The Story of the Bequest
The story of this award and lectureship begins with a visionary alumna of Indiana University: Dorothy M. Ketcham. Miss Ketcham received her bachelor of arts in economics in 1914 and her master of arts in sociology the following year. She joined the faculty of the University of Michigan in 1921. In 1922, she became director of social services at the University of Michigan Hospital. In this capacity, she saw the important role that medicine and law played in the lives of those whom she served. In 1928, she established a multifaceted workshop and recreational facility for children confined to the hospital.

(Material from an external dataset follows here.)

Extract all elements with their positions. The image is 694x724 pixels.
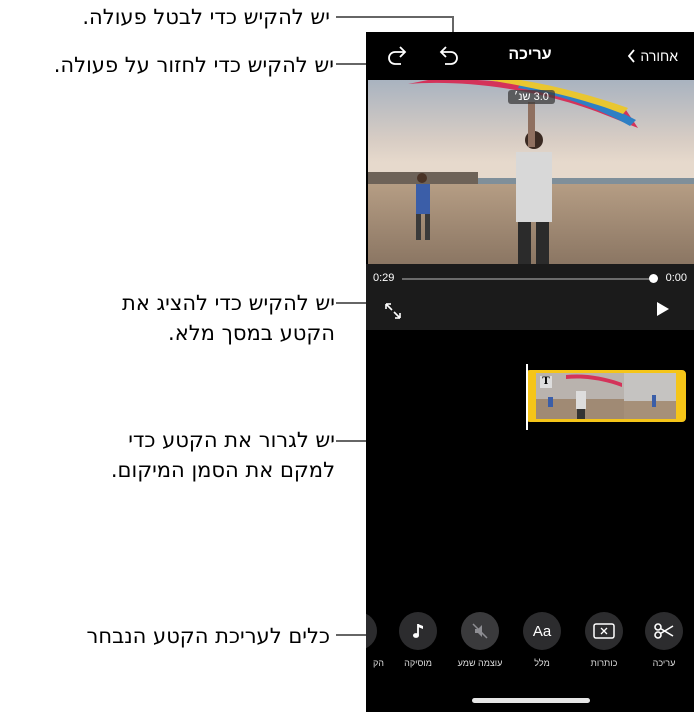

While at the university she also wrote several books, two of which are devoted to hospital law. Miss Ketcham’s affinity for the law grew out of her family’s close relationship with the legal system. Her grandfather, David McDonald, was a practicing attorney in Indianapolis, as well as a circuit judge. He was appointed to the United States District Court in 1864 where he served until his death. Dorothy’s father, William A. Ketcham, was a well known Indianapolis attorney. Prior to being admitted to the bar in 1869, he studied law with his father, John L. Ketcham and Judge David McDonald. William Ketcham was elected to the office of state attorney general in 1894 and served two terms. Miss Ketcham’s interest in health law extended beyond her scholarship. In a trust she established for herself and four of her sisters (Miss Flora McDonald Ketcham, Dr. Jane M. Ketcham, and Misses Lilla and Lucia Ketcham), she made a remainder gift to the Indiana University Foundation to be used to assist the university in developing programs that would foster a greater understanding and better relations between the professions of law and medicine. Miss Ketcham was especially interested in furthering the careers of young medical and law students and instilling in them an appreciation for both professions. Miss Ketcham’s generous gift, named for her grandparents (Judge David McDonald, John L. Ketcham and Jane Merrill Ketcham), funds this prestigious lectureship and award for an individual who has demonstrated excellence in the fields of common interest to the two professions. It is fitting that the university honor Miss Ketcham’s wishes by bringing to our campus distinguished scholars and leaders who bridge the gap between law and medicine.